Beni maymuna çevirmeni...


Birlikte eğlenmeyi...

Ensenin kokusunu...

Gıdıklanınca çıkardığın sesleri...


Seni.....

Herşeyinle çok seviyorum be ÇOCUK....!!!

15 Şubat 2011 Salı

ANLA(yama)YIŞ...


Ayrı kaldık ne zamandır! Yazamadım kusuruma bakma...
Senelik iznimin bir haftasında bol bol düşünme ve anlama imkanım oldu kendimi... İzin haftasına bu kadar hüzünlü bir kayıpla başlamış olmak beni ne kadar üzdüyse, iznim boyunca duyduklarım ve gördüklerim de bir o kadar kederlendirdi. Ne yaşanırsa yaşansın, ne söylenirse söylensin bitti gitii işte! Giden gittiğiyle kaldı, arkada kalanlar yaşamı solukladı.. Biri toprağın altında suskunca yattı, birileri toprağın altındakine çattı, birileri toprağı avuçladı, ağladı...
Yaşam bu kadar basit işte... Ölürsün ve biter...
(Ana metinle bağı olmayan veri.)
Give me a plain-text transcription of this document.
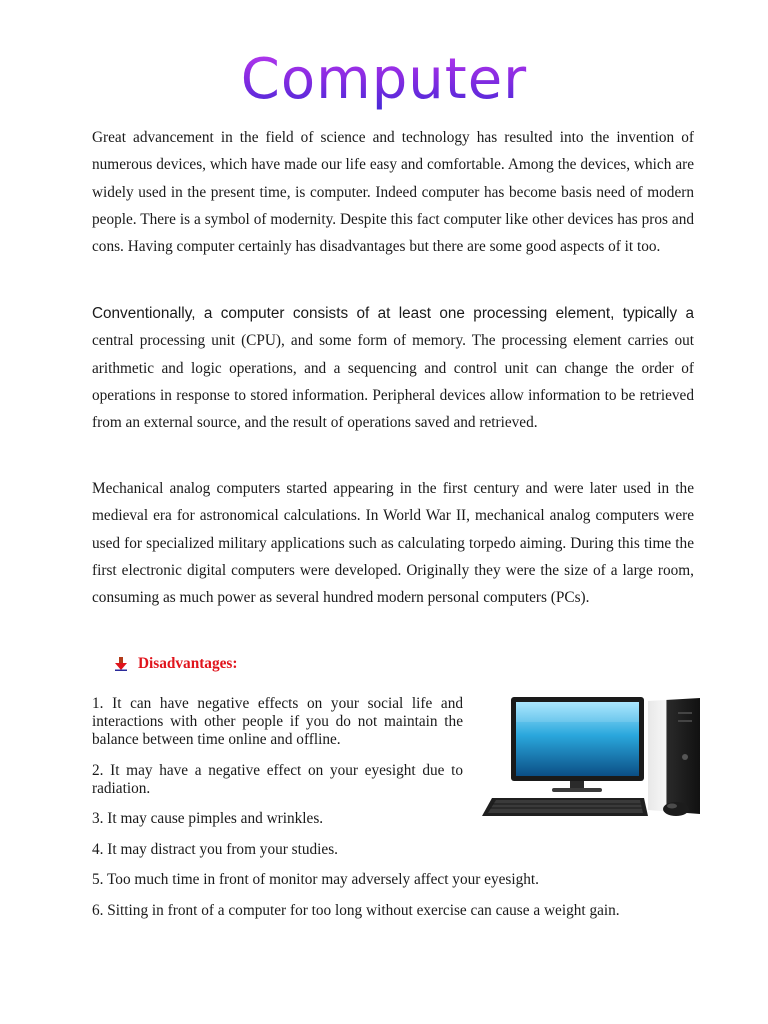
Computer

Great advancement in the field of science and technology has resulted into the invention of numerous devices, which have made our life easy and comfortable. Among the devices, which are widely used in the present time, is computer. Indeed computer has become basis need of modern people. There is a symbol of modernity. Despite this fact computer like other devices has pros and cons. Having computer certainly has disadvantages but there are some good aspects of it too.

Conventionally, a computer consists of at least one processing element, typically a central processing unit (CPU), and some form of memory. The processing element carries out arithmetic and logic operations, and a sequencing and control unit can change the order of operations in response to stored information. Peripheral devices allow information to be retrieved from an external source, and the result of operations saved and retrieved.

Mechanical analog computers started appearing in the first century and were later used in the medieval era for astronomical calculations. In World War II, mechanical analog computers were used for specialized military applications such as calculating torpedo aiming. During this time the first electronic digital computers were developed. Originally they were the size of a large room, consuming as much power as several hundred modern personal computers (PCs).

Disadvantages:

1. It can have negative effects on your social life and interactions with other people if you do not maintain the balance between time online and offline.

2. It may have a negative effect on your eyesight due to radiation.

3. It may cause pimples and wrinkles.

4. It may distract you from your studies.

5. Too much time in front of monitor may adversely affect your eyesight.

6. Sitting in front of a computer for too long without exercise can cause a weight gain.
Konyaya gittik annem ben güzeller güzeli Ballımla... Teyzem Konyada evli ve haliyle sık sık görüşme fırsatımız olmuyor. Madem 1 haftalık bir lüksüm var, sevdiklerimle birararada olayım düşüncesi beni yollara saldı. Gittik... Ne güzel ettik... Ne iyi geldi hepimize.
Teyzemle, annemle ve en önemlisi oğlumla geçirdiğim her saniyenin tadını çıkarma fırsatı yakaladım, daha ne ister ki gönül? Oğlum değişik bir havayı koklamanın ne güzel bişey olduğunu küçücük yaşında öğrendi, annem kardeşini öptü, hasret giderdi. Sevgilim beni özledi, ben de onu, evimi.. Bir taşla ancak bu kadar kuş devirebilirdim, ne mutlu...
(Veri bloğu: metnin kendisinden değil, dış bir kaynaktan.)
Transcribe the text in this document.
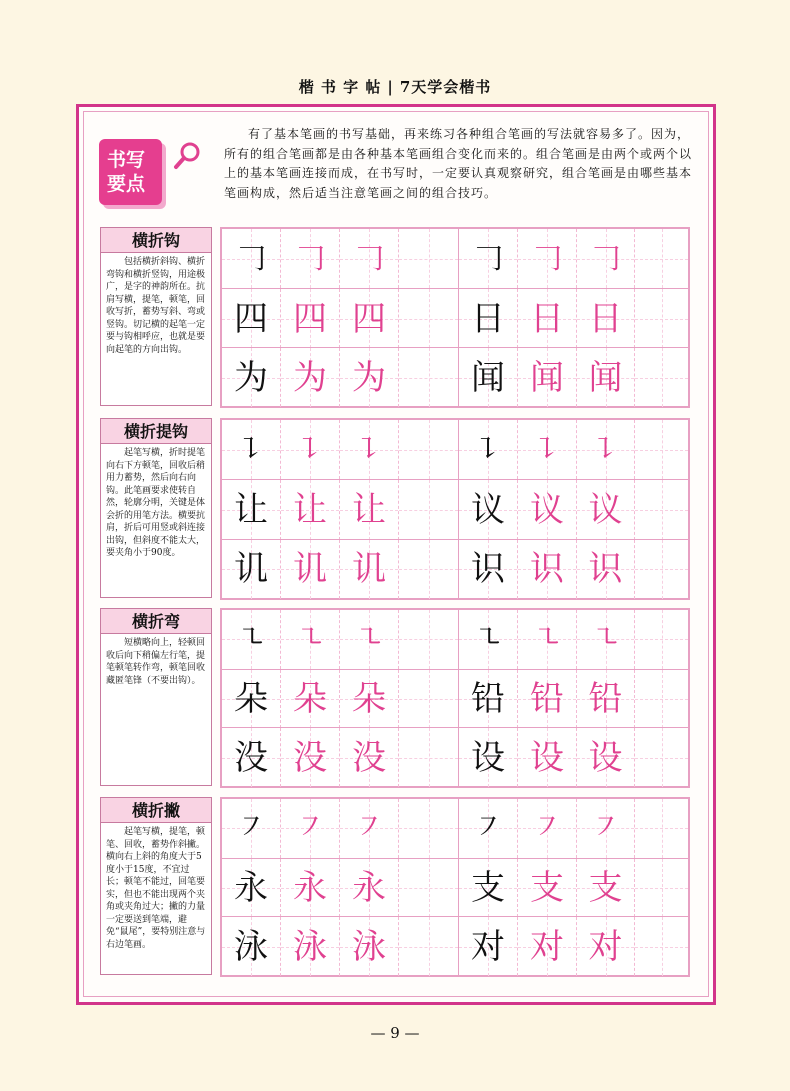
楷 书 字 帖 | 7天学会楷书
书写
要点
有了基本笔画的书写基础，再来练习各种组合笔画的写法就容易多了。因为，所有的组合笔画都是由各种基本笔画组合变化而来的。组合笔画是由两个或两个以上的基本笔画连接而成，在书写时，一定要认真观察研究，组合笔画是由哪些基本笔画构成，然后适当注意笔画之间的组合技巧。
横折钩
包括横折斜钩、横折弯钩和横折竖钩，用途极广，是字的神韵所在。抗肩写横，提笔，顿笔，回收写折，蓄势写斜、弯或竖钩。切记横的起笔一定要与钩相呼应，也就是要向起笔的方向出钩。
𠃌 𠃌 𠃌	𠃌 𠃌 𠃌
四 四 四	日 日 日
为 为 为	闻 闻 闻
横折提钩
起笔写横，折时提笔向右下方顿笔，回收后稍用力蓄势，然后向右向钩。此笔画要求使转自然，轮廓分明，关键是体会折的用笔方法。横要抗肩，折后可用竖或斜连接出钩，但斜度不能太大，要夹角小于90度。
㇊ ㇊ ㇊	㇊ ㇊ ㇊
让 让 让	议 议 议
讥 讥 讥	识 识 识
横折弯
短横略向上，轻顿回收后向下稍偏左行笔，提笔顿笔转作弯，顿笔回收藏匿笔锋（不要出钩）。
㇍ ㇍ ㇍	㇍ ㇍ ㇍
朵 朵 朵	铅 铅 铅
没 没 没	设 设 设
横折撇
起笔写横，提笔，顿笔、回收，蓄势作斜撇。横向右上斜的角度大于5度小于15度，不宜过长；顿笔不能过，回笔要实，但也不能出现两个夹角或夹角过大；撇的力量一定要送到笔端，避免“鼠尾”，要特别注意与右边笔画。
㇇ ㇇ ㇇	㇇ ㇇ ㇇
永 永 永	支 支 支
泳 泳 泳	对 对 对
— 9 —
Bir haftanın ardından annem "biz biraz daha kalalım" deyince ellerim bomboş döndüm İstanbula :/
en çok da o dönme anının otobüs terminalinde ve otobüste geçen kısmını anlatmak isterim aslında... Allahım o ne acıydı öyle!!!
Cuma sabahı erkenden kalkıp oğlum uyanmadan yola çıkmak niyetindeydim ama bir şekilde erkenden uyanmış, yatakta otururken buldum Ballı Lokmamı... Yanına oturup nefesini kokladım uzun süre, öptüm, sarıldım. Sonra izin istedim kendisinden:

- annecim müdür beni çağırdı, işe gitmem gerekiyor; gidebilir miyim?
- müdür nerde? o buraya gelsin, sen gitme....
- ama biz çok uzaktayız annecim, o buraya gelemez. Hani biz uçağa binip teyzene geldik ya, benim aynı şekilde geri dönmem gerekiyor işe gidebilmek için.
- gitme!!!
- ama çalışmazsam para kazanamam ve çok üzülürüm sana oyuncak alamazsam.
- git ama çabuk gel!!!
- ben geri dönmeyeceğim bebeğim, sen anneannenle uçağa binip yanıma geleceksiniz birkaç gün sonra...
- tamam o zaman...

Bu sohbetin ağırlığı bile yetmişti aslında yolculuk hüznünün beni devirmesi için...
Bavulumu çeke çeke gittiğim otobüs terminalinde yolcularını uğurlamaya gelen insanlarla göz göze geldim çokça. Hepsi üzüldü, acıdı halime dudaklarından okudum, çünkü zapdedilmez bir şekilde ağlıyordum. Birilerini aramak, yaramı pansumanlamak, biraz olsun susmak için telefona sarıldım ama nafile... Belli ki bu ayrılık acısı. ömrümü kısaltacak..!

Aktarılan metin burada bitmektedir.